Other projects discussed included the Riverdale Substation (an existing building long discussed for renovation with no funds currently identified); Fire/EMS Station 10 at Panavedra, which is in design with construction scheduled for 2027; and a multi-phase medical examiner facility request, where staff recommended deferring phase 3 to 2028 while pursuing phases 1 and 2 under current estimates.

Sheriff operations also surfaced in the CIP review: staff said the detention expansion remains a long-standing item but current capacity appears stable and a possible state transfer of an adjacent youth detention center could alter future needs. Sheriff marine operations and an operations center move (potentially using county-owned utility property and a modular building to avoid about $140,000 per-year lease costs) were also discussed as candidates for grant funding or future CIP consideration.

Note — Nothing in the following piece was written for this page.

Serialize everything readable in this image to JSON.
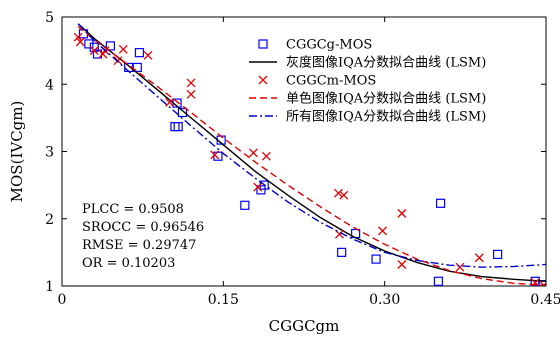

Why it matters: The CIP rollup and project prioritization shape long-term capital spending and bond or financing decisions; staff noted several projects lack identified funding and some may be deferred pending fund availability and departmental priority.

What happens next: Staff will verify items flagged as already addressed, further evaluate grant prospects for marine access and operations center relocation, and revisit project timing in light of overall fund health and potential impacts from forthcoming state property-tax changes.